This will be quite a year for movie cars at Pebble Beach. On top of the James Bond Aston Martin V8 we covered earlier, the anti-hero of an even more car-oriented film will also cross the block. We learned of it via Silodrome, and it’s being auctioned by Bonhams: it’s a 1965 Apollo GT that appeared in “The Love Bug” as the “Thorndyke Special.”
The black-and-yellow sports car actually appears in the film even before we see Herbie the VW Beetle. Human protagonist Jim Douglas drops into a hoity-toity European import car dealer and starts lusting after the Apollo until the dealer owner and antagonist Peter Thorndyke appears to try selling Douglas on the car. Douglas says he’s looking for something closer to $75, some “cheap, honest transportation,” which Thorndyke is repulsed by, but an interruption from Herbie sets the rest of the movie in motion.
It’s far from the last time in the movie that the Special appears. As Douglas and Herbie humiliate Thorndyke and his high-end European sports cars on the race track, Thorndyke tries using the Special against Douglas a couple of times. He has love interest and fellow car and racing enthusiast Carole Bennett borrow the car and tempt Douglas with a test drive, and then eventually Thorndyke takes the wheel in the grand finale race to try and defeat the little Beetle. As such, the car is nearly as big a star as the eponymous Love Bug.
Of course, while never referred to as such in the film, the Thorndyke Special is a 1965 Apollo GT. According to Bonhams, it’s lived quite a life. It was one of two used for filming, and it’s believed this was the car used for more of the driving and stunt work. Part of this was due to damage found during restoration, and reports that the other car was cut up for various camera angles. The car began a full restoration starting in 2004 when it was just a roller in primer. The process ended up taking 9 years, and in addition to matching up some of the damage with film footage, documentation from the film was found to go with the car. It’s been finished just like it was in the movie with the vivid yellow paint and striking black stripes and racing numbers.

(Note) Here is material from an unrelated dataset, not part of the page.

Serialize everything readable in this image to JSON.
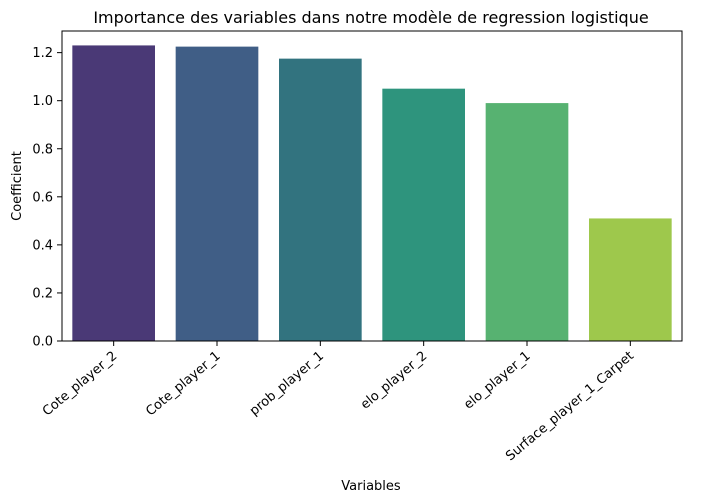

For those unfamiliar, the Apollo GT itself is a sweet ’60s sports car developed in the U.S. This is a later 5000GT version with a 4.9-liter Buick V8 under the hood, replacing the earlier models’ 3.5-liter Buick V8. Power was around 250 horsepower, and it sent it through a manual transmission to the rear wheels. Funny enough, this all means that the specs Douglas rattles off at the dealer are wrong. It’s 300 cubic inches, not 400, and it doesn’t appear to have dual four-barrel carburetors. The sub-5-second 0-60 time also would seem unlikely. But the real specs would put it right on par with a contemporary Jaguar E-Type. It also packed fully independent suspension under the aluminum alloy body that is classic GT through and through. Inside it has a business-like black cabin stuffed with Jaeger gauges to match the sporty exterior.
According to Hagerty, a “#3 Good Condition” Apollo GT like this would go for around $162,000. That’s just under the low end of what Bonhams is anticipating for this example. The auction house estimates it will go for between $175,000 to $250,000, which seems reasonable considering the provenance and condition of the movie car. Now if you’ll excuse me, your resident Love Bug enthusiast, I need to figure out how to raise a couple hundred grand in a couple weeks. Anyone interested in some organs?